Power to our people
Power to our people
It is an undisputed fact that businesses who master the process of change, and fast, are those who prosper. And so it is with Pfizer.
For when the NHS started its own transformation, so the company foresaw the implications. In fact, the way Pfizer approaches customers has changed to address the needs of the evolving marketplace.
Across its field force, the skills of Pfizer’s field-based team are continuously honed. Richard Beckwith, National Account Director, was delighted with the response to a comprehensive training programme to develop world-class account management capabilities and innovation. “The feedback from our account managers has been incredibly positive – it is clear that this is making a real difference and will really help us in our goal to meaningfully engage with our customers to deliver more value.”

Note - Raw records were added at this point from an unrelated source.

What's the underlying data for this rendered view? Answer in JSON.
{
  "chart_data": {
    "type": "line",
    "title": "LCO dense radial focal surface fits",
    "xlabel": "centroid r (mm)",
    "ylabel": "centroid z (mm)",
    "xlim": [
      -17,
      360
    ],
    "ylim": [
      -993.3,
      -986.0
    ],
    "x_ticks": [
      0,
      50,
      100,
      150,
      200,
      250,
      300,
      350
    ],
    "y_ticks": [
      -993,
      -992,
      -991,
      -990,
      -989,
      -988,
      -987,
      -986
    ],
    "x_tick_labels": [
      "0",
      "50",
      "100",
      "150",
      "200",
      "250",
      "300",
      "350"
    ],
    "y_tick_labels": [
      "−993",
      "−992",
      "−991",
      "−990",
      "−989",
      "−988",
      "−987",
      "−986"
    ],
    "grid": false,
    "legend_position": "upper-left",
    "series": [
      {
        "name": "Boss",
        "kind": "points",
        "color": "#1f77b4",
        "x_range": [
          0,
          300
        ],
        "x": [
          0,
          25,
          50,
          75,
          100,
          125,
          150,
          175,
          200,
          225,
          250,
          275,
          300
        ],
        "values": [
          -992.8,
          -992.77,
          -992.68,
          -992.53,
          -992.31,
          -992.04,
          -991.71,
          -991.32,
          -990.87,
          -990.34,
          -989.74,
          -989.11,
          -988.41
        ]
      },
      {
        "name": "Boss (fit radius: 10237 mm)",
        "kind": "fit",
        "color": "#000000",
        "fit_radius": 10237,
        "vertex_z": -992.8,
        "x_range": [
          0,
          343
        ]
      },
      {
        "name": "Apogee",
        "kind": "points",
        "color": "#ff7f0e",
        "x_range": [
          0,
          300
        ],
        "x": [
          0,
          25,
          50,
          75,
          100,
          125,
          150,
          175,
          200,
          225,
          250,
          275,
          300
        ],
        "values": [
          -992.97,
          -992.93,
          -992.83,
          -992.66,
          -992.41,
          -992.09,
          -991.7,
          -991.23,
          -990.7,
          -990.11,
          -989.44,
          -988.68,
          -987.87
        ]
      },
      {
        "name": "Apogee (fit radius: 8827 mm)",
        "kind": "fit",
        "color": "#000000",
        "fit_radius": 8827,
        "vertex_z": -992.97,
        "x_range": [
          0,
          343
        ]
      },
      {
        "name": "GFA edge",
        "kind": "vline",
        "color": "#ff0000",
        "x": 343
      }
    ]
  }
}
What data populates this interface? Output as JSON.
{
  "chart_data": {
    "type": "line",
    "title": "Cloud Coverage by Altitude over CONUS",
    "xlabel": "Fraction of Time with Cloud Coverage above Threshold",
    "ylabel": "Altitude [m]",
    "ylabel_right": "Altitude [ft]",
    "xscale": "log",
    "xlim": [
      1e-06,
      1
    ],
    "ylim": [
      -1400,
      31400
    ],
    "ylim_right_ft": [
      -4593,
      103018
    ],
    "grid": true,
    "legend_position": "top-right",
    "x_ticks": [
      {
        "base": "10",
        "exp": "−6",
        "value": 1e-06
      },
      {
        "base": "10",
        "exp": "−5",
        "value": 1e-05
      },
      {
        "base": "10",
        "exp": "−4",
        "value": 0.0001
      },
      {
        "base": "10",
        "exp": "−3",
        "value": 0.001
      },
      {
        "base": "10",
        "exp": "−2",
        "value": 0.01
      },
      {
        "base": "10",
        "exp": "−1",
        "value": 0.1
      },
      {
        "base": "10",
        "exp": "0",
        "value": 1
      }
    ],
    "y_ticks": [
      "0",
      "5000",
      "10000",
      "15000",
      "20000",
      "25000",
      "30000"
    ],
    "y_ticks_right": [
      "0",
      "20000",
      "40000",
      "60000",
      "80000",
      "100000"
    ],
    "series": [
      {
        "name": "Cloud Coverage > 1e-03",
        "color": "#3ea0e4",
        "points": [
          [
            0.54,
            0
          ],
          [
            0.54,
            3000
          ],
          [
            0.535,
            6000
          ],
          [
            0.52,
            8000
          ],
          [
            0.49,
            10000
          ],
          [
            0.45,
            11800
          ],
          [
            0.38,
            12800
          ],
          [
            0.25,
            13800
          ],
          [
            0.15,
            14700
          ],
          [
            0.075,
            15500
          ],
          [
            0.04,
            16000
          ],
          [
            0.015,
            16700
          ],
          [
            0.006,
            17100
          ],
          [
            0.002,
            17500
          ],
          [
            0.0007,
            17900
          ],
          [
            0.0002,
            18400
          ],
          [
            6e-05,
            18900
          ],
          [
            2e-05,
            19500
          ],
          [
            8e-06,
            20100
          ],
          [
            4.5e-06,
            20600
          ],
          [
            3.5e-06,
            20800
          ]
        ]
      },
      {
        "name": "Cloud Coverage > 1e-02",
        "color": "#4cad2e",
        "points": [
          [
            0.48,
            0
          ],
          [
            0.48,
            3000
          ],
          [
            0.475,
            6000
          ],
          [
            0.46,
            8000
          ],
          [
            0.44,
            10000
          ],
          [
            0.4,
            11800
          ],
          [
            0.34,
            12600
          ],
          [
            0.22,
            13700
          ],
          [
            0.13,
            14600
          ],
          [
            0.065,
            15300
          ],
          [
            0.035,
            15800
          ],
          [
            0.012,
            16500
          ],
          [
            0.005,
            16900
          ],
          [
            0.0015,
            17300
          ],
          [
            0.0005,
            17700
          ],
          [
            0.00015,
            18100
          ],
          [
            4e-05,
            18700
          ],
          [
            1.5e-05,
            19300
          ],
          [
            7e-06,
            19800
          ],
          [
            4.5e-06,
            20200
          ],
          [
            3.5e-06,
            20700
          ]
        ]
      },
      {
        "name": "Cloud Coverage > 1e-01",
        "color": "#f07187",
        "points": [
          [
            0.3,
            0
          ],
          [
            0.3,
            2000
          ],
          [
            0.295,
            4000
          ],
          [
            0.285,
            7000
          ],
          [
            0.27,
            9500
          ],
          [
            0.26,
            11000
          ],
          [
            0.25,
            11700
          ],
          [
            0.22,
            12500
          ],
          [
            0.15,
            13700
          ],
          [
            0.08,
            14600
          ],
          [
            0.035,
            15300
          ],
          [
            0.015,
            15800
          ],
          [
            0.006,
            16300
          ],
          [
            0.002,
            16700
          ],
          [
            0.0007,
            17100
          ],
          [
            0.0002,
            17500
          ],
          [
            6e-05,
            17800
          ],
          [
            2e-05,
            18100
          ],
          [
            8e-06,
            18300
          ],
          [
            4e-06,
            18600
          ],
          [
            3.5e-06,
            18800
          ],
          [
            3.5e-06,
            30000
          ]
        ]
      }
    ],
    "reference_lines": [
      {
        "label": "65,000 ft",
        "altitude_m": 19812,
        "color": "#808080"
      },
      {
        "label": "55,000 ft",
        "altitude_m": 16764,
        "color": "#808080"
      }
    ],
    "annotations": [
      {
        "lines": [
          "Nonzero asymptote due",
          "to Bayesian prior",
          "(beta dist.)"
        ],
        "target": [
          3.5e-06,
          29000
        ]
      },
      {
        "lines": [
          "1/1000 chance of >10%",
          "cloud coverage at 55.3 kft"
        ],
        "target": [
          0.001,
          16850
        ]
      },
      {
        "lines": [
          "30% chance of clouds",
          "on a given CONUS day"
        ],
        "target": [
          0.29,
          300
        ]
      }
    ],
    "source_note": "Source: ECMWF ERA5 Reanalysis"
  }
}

These are the people who know the marketplace in all its guises best. They have broken down the Strategic Health Authorities into smaller chunks and created Local Health Economy (LHE) plans. These give a detailed picture of every region in the country. It is these local plans that drive the business and deliver value for customers.
Pfizer is rapidly establishing a reputation as being a customer-led organisation. Knowing the objectives and drivers of each region of the country has now been cascaded down further – to individual customers.
Living a shared agenda with customers
The company is now driven by a new mantra: living a shared agenda with its customers. And its people are empowered to get creative, at local level, in assisting customer organisations to achieve their own targets.

In one recent case, a newly-created NHS service took advantage of local marketing support and transformed its performance, seeing many more patients come through its doors.
More creative thinking from another Pfizer employee has led to the mapping of inequalities in access to certain medicines across the country. This has become a powerful tool for customer organisations who use this information in their drive to treat more patients.
For individual Pfizer employees, the chance to make a real difference to the lives of patients is becoming a greater reality every day – and they are relishing the opportunity.
Walking in our customers’ shoes
Sometimes, the level of trust can develop to such a degree that Pfizer employees and customers are even swapping places! For example, over a six-month period this year, a senior director from a Primary Care Trust gave up one day a week to work at Pfizer. In return, an Account Manager, Jojo Godson, spent a day working for the NHS.
Both were in trusted positions, responsible for key projects with the potential to bring real benefits to patients with Chronic Obstructive Pulmonary Disease (COPD), and also to both the health service and Pfizer. In Jojo’s case, she played a central role in driving service change for COPD. She created a stakeholder group, representing all interested parties, which mapped out a set of objectives and prepared a business case. Funding has been secured for this and the focus is now on recruitment and implementation.
“Occasionally I visited the PCT on one of my ‘Pfizer days’, and I made this absolutely clear,” she said. “On my PCT days, my focus was 100 per cent on the COPD service redesign, and Pfizer wouldn’t even feature in the conversation. This role clarity allowed me to feel like, and be, a key part of the team.”

The benefit seems to work both ways. According to the NHS director who spent time at the company, the experience enabled him to see how Pfizer and the NHS really can work together.